Les conséquences sont désastreuses : la plupart des hôpitaux sont encore ouverts et fournissent des services minimaux, des usines de traitement des eaux et d’autres entreprises sont fermées, alors que la reprise de l’année universitaire, déjà reportée en septembre, est tacitement reportée.

Tout cela face à une résurgence du choléra qui, à ce jour, a été responsable de 18 décès dans les établissements de santé, neuf dans les prisons et sept dans la communauté. Au moins un enfant est mort des suites de la maladie.

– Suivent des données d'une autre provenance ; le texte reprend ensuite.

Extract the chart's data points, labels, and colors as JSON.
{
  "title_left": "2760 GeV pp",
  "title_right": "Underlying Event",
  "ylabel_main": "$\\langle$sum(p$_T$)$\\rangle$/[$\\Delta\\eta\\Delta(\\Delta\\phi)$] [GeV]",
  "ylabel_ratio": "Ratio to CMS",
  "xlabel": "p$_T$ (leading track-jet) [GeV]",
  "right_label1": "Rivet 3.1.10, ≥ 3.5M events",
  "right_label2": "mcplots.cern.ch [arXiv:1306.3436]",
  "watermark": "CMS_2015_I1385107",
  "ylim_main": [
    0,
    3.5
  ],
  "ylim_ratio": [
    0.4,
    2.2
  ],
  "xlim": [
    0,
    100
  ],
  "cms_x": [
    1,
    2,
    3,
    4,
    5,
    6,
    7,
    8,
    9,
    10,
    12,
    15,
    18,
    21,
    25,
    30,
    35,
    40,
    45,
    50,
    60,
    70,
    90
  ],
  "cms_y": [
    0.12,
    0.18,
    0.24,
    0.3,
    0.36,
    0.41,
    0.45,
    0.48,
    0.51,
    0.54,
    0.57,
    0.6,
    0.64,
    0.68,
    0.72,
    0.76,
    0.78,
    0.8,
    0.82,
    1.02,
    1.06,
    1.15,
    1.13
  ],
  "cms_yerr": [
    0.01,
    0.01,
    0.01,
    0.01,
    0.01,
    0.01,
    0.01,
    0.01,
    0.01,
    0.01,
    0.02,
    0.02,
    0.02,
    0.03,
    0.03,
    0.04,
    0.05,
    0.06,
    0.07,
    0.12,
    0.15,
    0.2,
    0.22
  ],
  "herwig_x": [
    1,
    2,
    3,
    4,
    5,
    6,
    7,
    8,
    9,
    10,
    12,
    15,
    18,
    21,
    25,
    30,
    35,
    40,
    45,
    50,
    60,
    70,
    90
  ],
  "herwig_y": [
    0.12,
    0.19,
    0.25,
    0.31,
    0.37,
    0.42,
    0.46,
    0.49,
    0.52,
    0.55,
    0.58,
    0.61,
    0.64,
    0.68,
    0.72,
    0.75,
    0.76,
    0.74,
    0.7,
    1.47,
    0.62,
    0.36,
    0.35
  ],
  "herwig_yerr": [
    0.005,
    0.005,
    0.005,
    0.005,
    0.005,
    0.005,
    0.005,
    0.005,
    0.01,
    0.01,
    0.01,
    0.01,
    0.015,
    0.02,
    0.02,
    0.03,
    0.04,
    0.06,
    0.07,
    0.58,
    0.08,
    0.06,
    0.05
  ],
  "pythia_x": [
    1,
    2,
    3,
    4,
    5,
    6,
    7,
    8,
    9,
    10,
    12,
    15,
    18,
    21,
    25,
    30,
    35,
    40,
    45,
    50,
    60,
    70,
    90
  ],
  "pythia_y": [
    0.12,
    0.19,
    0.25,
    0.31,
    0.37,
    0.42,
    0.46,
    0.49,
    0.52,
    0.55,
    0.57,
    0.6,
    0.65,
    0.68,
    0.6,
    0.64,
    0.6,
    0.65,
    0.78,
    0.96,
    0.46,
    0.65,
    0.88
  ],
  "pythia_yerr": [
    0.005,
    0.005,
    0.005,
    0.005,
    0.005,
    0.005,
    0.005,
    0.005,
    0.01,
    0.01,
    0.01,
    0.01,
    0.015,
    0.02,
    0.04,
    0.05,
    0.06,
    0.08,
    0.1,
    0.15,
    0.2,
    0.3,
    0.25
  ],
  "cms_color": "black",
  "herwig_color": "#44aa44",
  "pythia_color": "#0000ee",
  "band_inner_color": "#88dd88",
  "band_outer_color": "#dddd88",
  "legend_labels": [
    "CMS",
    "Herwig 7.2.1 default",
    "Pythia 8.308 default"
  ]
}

Cette fois, l’élément déclencheur a été l’annonce par le gouvernement d’une hausse du prix du carburant qui a doublé le coût de l’essence et augmenté le diesel de 89 %.

Les manifestations, qui déploraient jusqu’alors les pénuries de carburant, l’inflation, l’augmentation du panier alimentaire de base et la gestion de l’État, se sont intensifiées; des dizaines de milliers de personnes sont descendues dans la rue pour exprimer leur mécontentement, avec des scènes de pillage et de violence.

Plusieurs organisations, dont les Nations unies, ont appelé à la création d’un corridor humanitaire pour permettre la distribution des hydrocarbures qui fournissent 86 % de la production d’électricité du pays.

Le gouvernement, pour sa part, a demandé le déploiement d’une force internationale spécialisée, ce qui a été interprété par des personnalités, ainsi que par des plateformes sociales et politiques, comme un appel à l’occupation.

Pendant ce temps, les quelques litres de carburant vendus sur le marché informel ont atteint des prix astronomiques, et les produits de première nécessité, les transports et les services sont de plus en plus inaccessibles à la majorité de la population.